The proposed framework can incorporate more text mining approaches (e.g., Named Entity Recognition, and event detection) [27, 28] for detecting detailed information in social communications. For example, among the blocked roads was Interstate 45 from Dallas to Houston [29]. This event did not appear in the major topics, but it is essential for the people who want to evacuate themselves or providing helps to victims through this road. Therefore, detecting detailed entities and related events are needed for situational awareness and relief operation. However, there is no well-trained model to conduct detection and summarization of infrastructure-specific entities and events. So, supervised learning algorithms can be employed to train a model which can identify the domain-specific entities and events automatically. The procedure for the supervised learning approach can be: (1) cleaning, vectoring, and clustering the data; (2) sampling the corpus into training set and test set, and labeling the data in training set with infrastructure-specific labels (may need crowdsourcing); (3) adopting an appropriate machine learning algorithm to train the model; (4) applying the model to the test set. The larger the training set is, the better the output will be. Furthermore, the well-trained model can be enveloped into a system which can provide evidence of damage and support for decision making automatically.

5 Conclusion

This paper presented and examined a system analytics framework involving social sensing and text mining for text-based representation of infrastructure resilience performance in disasters. The framework creatively developed an iteration for building a complete infrastructure-specific lexicon and a stop-words list to retrieve and clean relevant tweets. In addition, this framework integrated text classification (e.g., K-means clustering) and topic modeling (e.g., LDA) for summarizing the major topics in clusters of tweets. Therefore, the topics that the public and agencies were highly concerned were detected and analyzed for understanding the extent that the events were discussed on social media. The application of the proposed framework was shown in a preliminary study of infrastructure-related event detection and tracking in 2017 hurricane Harvey and derived flooding around Houston area. The case study investigated 63263 tweets in four disaster phases which were defined by the duration of disasters. The results showed that the computational algorithm exhibits capabilities of gathering complete and relevant datasets, classifying tweets into several clusters, modeling major topics in each cluster, and analyzing the changes of infrastructure-related topics along with the development of disasters. Thus, the results well addressed the gap of applying social sensing to assessing infrastructure service disruptions and highlighted the extent of the public and agencies discussing infrastructure on social media. Based on the output of the framework and the results of the analysis, the disaster responders and residents can develop their measures for enhancing the resilience of infrastructure systems, including improving the drainage capacity of the highways and early warning for airports. Their implementation can eventually contribute to the improvement of infrastructure resilience performance and property safety in times of disasters.
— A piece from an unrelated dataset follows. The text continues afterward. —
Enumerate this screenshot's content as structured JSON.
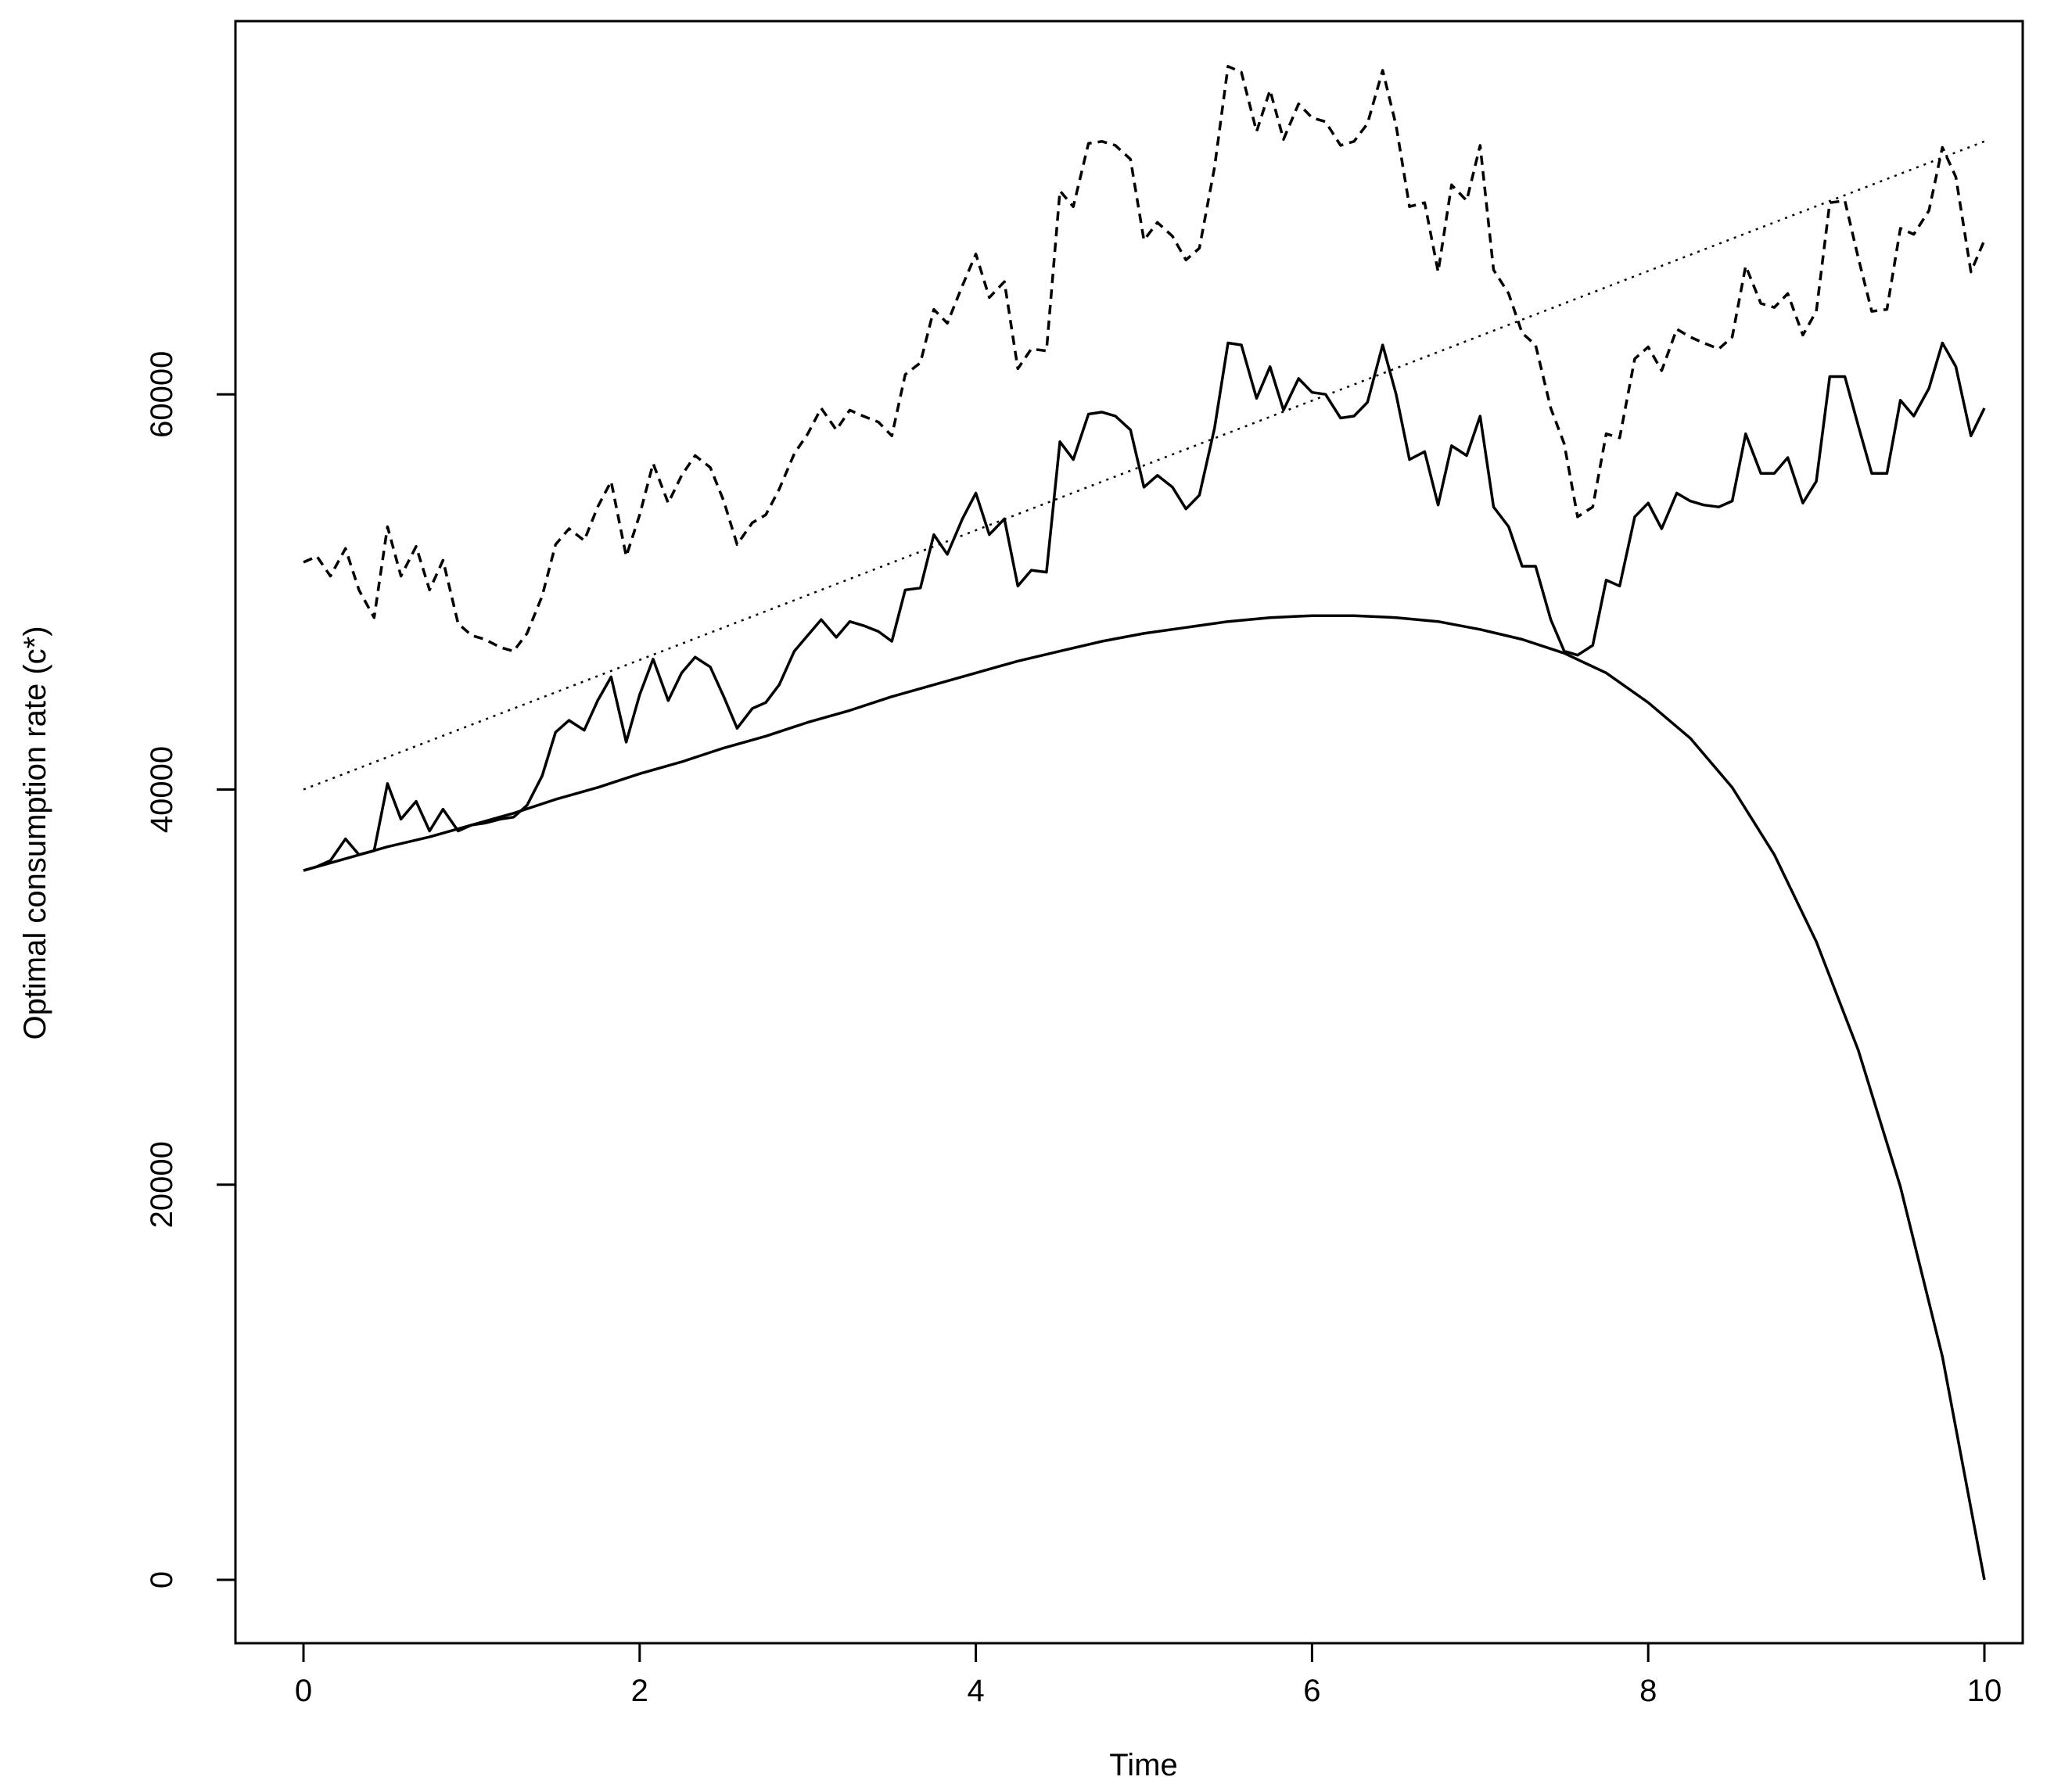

The framework proposed in case study can integrate the machine learning algorithms and disaster informatics on social media for data collection, cleaning, clustering and topic modeling relative to infrastructure systems. This system analytics framework can be further developed into several aspects: (1) apply it to other domain-specific research (e.g., sports event, finance & stock, and business marketing), and adjust some components to make it more adaptive to varieties of different domains; (2) incorporate other data processing and analyzing methods (e.g., dependency parsing, chunking, and word sense disambiguation) to explore new features of the collected data; (3) extend this framework to conduct some other analysis such as dynamic network analysis from systematic operation or civil engineering perspectives.